Abstract Zinc is an essential trace element in the central nervous system and is located in three distinct pools: free zinc, vesicular zinc and protein-bound zinc. Zinc may serve as an endogenous neuromodulator and has been associated with neuropathologies. This study was undertaken to determine whether levels of vesicular zinc in neuronal terminals would decrease in response to the dopaminergic neurotoxin 1-methyl-4-phenylpyridinium ion (MPP + ). Adult male C-57 black mice were injected with MPP + (0.72 mg/kg) into their right lateral ventricle. All animals were killed at 1, 2, 24 h and 7 days after MPP + or saline administration. The brains were stained for zinc sulfides and the density of zinc-positive terminal fields was evaluated after MPP + administration. The relative optical density analysis of zinc-positive terminal fields showed significant decreases in the striatum at 1, 2 and 24 h (24, 18 and 14%, respectively, versus control) and ventricular epithelium (1, 2, 24 h and 7 days).
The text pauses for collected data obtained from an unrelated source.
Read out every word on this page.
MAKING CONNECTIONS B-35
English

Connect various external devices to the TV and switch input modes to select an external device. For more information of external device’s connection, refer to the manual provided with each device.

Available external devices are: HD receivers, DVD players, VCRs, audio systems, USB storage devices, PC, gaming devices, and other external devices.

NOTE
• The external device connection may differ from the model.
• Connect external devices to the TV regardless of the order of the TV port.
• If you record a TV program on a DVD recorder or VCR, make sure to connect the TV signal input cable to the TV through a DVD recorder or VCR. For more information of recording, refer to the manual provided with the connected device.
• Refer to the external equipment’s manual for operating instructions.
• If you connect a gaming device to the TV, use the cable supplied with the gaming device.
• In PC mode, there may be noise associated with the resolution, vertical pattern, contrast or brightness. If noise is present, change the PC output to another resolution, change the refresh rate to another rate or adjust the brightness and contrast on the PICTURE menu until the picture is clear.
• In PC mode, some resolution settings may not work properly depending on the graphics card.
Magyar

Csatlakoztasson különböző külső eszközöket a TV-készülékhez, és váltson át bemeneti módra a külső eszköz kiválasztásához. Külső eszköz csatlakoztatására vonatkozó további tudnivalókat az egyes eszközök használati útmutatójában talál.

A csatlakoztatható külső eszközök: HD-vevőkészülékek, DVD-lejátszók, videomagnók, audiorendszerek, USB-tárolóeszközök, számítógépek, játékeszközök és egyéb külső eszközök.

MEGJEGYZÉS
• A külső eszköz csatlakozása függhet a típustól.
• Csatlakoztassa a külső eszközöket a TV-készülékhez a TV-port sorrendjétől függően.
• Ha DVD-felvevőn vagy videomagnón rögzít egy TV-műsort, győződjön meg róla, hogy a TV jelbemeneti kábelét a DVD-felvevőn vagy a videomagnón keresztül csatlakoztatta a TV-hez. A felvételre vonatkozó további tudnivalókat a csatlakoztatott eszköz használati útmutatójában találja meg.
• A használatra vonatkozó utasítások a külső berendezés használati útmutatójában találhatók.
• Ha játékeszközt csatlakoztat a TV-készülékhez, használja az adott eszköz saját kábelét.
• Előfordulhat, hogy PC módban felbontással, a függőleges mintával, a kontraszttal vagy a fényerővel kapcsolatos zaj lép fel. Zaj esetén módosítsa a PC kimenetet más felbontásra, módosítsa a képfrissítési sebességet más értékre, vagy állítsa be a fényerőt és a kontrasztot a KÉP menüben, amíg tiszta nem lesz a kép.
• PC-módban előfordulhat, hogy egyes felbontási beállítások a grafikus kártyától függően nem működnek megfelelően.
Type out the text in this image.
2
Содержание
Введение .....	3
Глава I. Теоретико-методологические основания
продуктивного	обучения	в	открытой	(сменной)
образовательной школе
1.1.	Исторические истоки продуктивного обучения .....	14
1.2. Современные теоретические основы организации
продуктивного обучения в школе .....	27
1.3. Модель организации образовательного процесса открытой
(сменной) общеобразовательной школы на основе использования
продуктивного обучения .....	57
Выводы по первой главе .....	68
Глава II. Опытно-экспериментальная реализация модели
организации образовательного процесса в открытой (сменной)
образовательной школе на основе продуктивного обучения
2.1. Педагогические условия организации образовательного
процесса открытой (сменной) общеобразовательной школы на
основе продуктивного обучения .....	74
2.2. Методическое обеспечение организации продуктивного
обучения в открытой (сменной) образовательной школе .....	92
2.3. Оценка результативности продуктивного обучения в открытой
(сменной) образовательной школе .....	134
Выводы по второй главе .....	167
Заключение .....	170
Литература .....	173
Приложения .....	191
The hippocampus showed increase in the stratum oriens and stratum radiatum at different times. MPP + administration reduced dopamine levels at 24 h and 7 days (36 and 40%, respectively, versus control) as a result of the neurotoxic action of MPP + . The decrease of zinc-positive neuronal terminal fields in the striatum after MPP + administration is most likely due to a neuronal release of vesicular zinc in response to its dopaminergic neurotoxicity.